Unnamed: 0,Grid,Best score
0,gs_reg_log,0.973575
1,gs_rand_forest,0.969227
3,gs_gradient_boosting,0.967101
2,gs_svm,0.949372
4,gs_dec_tree,0.925217


### Empleando RandomSearch

###### Vamos a realizar el KNN ya que es el algoritmo de clasificación que nos falta por usar (como ejemplo)

In [265]:
from scipy.stats import randint

knn = Pipeline(steps = [
    ("imputer", SimpleImputer()),
    ("scaler", StandardScaler()),
    ("knn", KNeighborsClassifier())
])

knn_param = {
    "knn__n_neighbors":randint(1,10),
    "knn__weights":["uniform","distance"]
}

rand_knn = RandomizedSearchCV(knn,
                           knn_param,
                           n_iter = 50,
                           scoring='accuracy',
                           n_jobs=-1,
                           cv=10)


# execute search
result = rand_knn.fit(X_train, y_train)

# summarize result
print('Best Score: %s' % result.best_score_)
print('Best Hyperparameters: %s' % result.best_params_)
print('Best Estimator: %s' % result.best_estimator_)

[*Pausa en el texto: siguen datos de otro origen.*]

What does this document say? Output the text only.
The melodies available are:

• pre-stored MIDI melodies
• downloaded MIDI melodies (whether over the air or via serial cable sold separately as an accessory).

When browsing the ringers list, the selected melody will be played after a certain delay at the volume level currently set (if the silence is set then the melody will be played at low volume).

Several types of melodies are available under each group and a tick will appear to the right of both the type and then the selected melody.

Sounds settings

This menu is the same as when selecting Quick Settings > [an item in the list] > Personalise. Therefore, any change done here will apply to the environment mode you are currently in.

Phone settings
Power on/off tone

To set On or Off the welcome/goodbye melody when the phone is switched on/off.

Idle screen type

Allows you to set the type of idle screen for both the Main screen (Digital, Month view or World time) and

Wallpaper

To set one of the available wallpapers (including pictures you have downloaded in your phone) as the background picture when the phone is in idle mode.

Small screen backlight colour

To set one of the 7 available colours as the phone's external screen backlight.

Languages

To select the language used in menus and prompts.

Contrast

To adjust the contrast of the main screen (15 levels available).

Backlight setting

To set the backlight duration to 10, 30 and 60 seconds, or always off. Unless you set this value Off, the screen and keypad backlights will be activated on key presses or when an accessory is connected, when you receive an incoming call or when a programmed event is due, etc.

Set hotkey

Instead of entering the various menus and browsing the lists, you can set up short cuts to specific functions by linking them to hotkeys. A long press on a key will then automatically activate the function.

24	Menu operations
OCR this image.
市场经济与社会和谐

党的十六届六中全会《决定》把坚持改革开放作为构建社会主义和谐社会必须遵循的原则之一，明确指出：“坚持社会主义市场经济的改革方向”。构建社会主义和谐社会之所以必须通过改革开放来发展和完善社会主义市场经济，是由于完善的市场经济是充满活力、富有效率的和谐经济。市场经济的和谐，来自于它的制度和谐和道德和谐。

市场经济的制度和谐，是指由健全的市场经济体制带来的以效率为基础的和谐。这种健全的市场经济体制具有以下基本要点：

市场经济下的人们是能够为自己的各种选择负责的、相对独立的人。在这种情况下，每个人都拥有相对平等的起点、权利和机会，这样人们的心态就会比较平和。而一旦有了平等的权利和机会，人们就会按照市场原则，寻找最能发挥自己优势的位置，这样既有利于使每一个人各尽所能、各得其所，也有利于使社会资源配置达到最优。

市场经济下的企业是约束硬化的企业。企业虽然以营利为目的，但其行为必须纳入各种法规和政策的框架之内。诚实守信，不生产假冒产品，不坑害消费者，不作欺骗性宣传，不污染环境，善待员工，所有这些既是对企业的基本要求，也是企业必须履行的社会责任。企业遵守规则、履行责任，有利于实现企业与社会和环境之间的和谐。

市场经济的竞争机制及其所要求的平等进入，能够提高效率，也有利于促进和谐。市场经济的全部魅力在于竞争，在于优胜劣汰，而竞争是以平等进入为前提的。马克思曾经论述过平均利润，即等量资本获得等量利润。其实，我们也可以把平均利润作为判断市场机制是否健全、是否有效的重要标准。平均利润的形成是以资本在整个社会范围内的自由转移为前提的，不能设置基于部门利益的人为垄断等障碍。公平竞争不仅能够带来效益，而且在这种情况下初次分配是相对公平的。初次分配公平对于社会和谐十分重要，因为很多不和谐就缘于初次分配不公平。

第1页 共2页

Best Score: 0.9713526570048309
Best Hyperparameters: {'knn__n_neighbors': 7, 'knn__weights': 'distance'}
Best Estimator: Pipeline(steps=[('imputer', SimpleImputer()), ('scaler', StandardScaler()),
                ('knn',
                 KNeighborsClassifier(n_neighbors=7, weights='distance'))])

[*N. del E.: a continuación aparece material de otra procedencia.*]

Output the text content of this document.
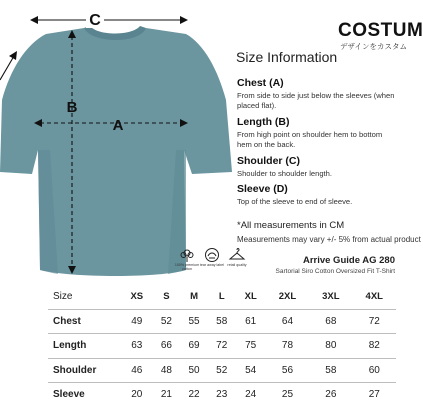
C
B
A
COSTUM
デザインをカスタム
Size Information
Chest (A)
From side to side just below the sleeves (when placed flat).
Length (B)
From high point on shoulder hem to bottom hem on the back.
Shoulder (C)
Shoulder to shoulder length.
Sleeve (D)
Top of the sleeve to end of sleeve.
*All measurements in CM
Measurements may vary +/- 5% from actual product
100% premium cotton
tear away label retail quality	Arrive Guide AG 280
Sartorial Siro Cotton Oversized Fit T-Shirt
Size	XS	S	M	L	XL	2XL	3XL	4XL
Chest	49	52	55	58	61	64	68	72
Length	63	66	69	72	75	78	80	82
Shoulder	46	48	50	52	54	56	58	60
Sleeve	20	21	22	23	24	25	26	27
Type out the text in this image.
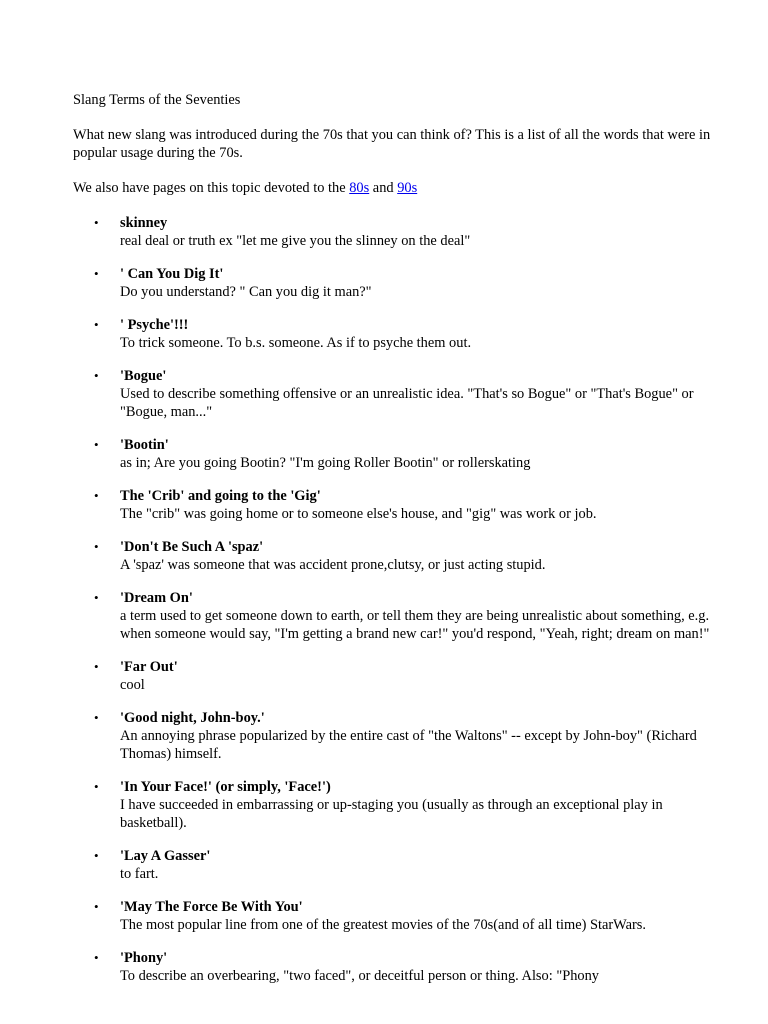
Slang Terms of the Seventies

What new slang was introduced during the 70s that you can think of? This is a list of all the words that were in popular usage during the 70s.

We also have pages on this topic devoted to the 80s and 90s

• skinney
real deal or truth ex "let me give you the slinney on the deal"
• ' Can You Dig It'
Do you understand? " Can you dig it man?"
• ' Psyche'!!!
To trick someone. To b.s. someone. As if to psyche them out.
• 'Bogue'
Used to describe something offensive or an unrealistic idea. "That's so Bogue" or "That's Bogue" or "Bogue, man..."
• 'Bootin'
as in; Are you going Bootin? "I'm going Roller Bootin" or rollerskating
• The 'Crib' and going to the 'Gig'
The "crib" was going home or to someone else's house, and "gig" was work or job.
• 'Don't Be Such A 'spaz'
A 'spaz' was someone that was accident prone,clutsy, or just acting stupid.
• 'Dream On'
a term used to get someone down to earth, or tell them they are being unrealistic about something, e.g. when someone would say, "I'm getting a brand new car!" you'd respond, "Yeah, right; dream on man!"
• 'Far Out'
cool
• 'Good night, John-boy.'
An annoying phrase popularized by the entire cast of "the Waltons" -- except by John-boy" (Richard Thomas) himself.
• 'In Your Face!' (or simply, 'Face!')
I have succeeded in embarrassing or up-staging you (usually as through an exceptional play in basketball).
• 'Lay A Gasser'
to fart.
• 'May The Force Be With You'
The most popular line from one of the greatest movies of the 70s(and of all time) StarWars.
• 'Phony'
To describe an overbearing, "two faced", or deceitful person or thing. Also: "Phony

##### Nos queda guardar en un "pickle", el mejor modelo: **La Regresión Logística**

In [266]:
# El mejor modelo ha sido
best_model = gs_reg_log.best_estimator_
best_model.score(X_test, y_test)

0.9736842105263158

In [267]:
import pickle

filename = 'finished_model'

with open(filename, 'wb') as archivo_salida:
    pickle.dump(best_model, archivo_salida)

In [268]:
with open(filename, 'rb') as archivo_entrada:
    modelo_importado = pickle.load(archivo_entrada)

In [269]:
modelo_importado.score(X_test, y_test)*100

97.36842105263158

In [270]:
modelo_importado.predict(X_test)

array([1, 0, 0, 1, 1, 0, 0, 0, 1, 1, 1, 0, 1, 0, 1, 0, 1, 1, 1, 0, 1, 1,
       0, 1, 1, 1, 1, 1, 1, 0, 1, 1, 1, 1, 1, 1, 0, 1, 0, 1, 1, 0, 1, 1,
       1, 1, 1, 1, 1, 1, 0, 0, 1, 1, 1, 1, 1, 0, 0, 1, 1, 0, 0, 1, 1, 1,
       0, 0, 1, 1, 0, 0, 1, 0, 1, 1, 1, 1, 1, 1, 0, 1, 0, 0, 0, 0, 0, 0,
       1, 1, 1, 1, 1, 1, 1, 1, 0, 0, 1, 0, 0, 1, 0, 0, 1, 1, 1, 0, 1, 1,
       0, 1, 0, 0])

In [271]:
modelo_importado

Con todo ello, guardamos el mejor modelo empleando para ello: "pickle"

El mejor modelo ha sido: **Regresión Logística**.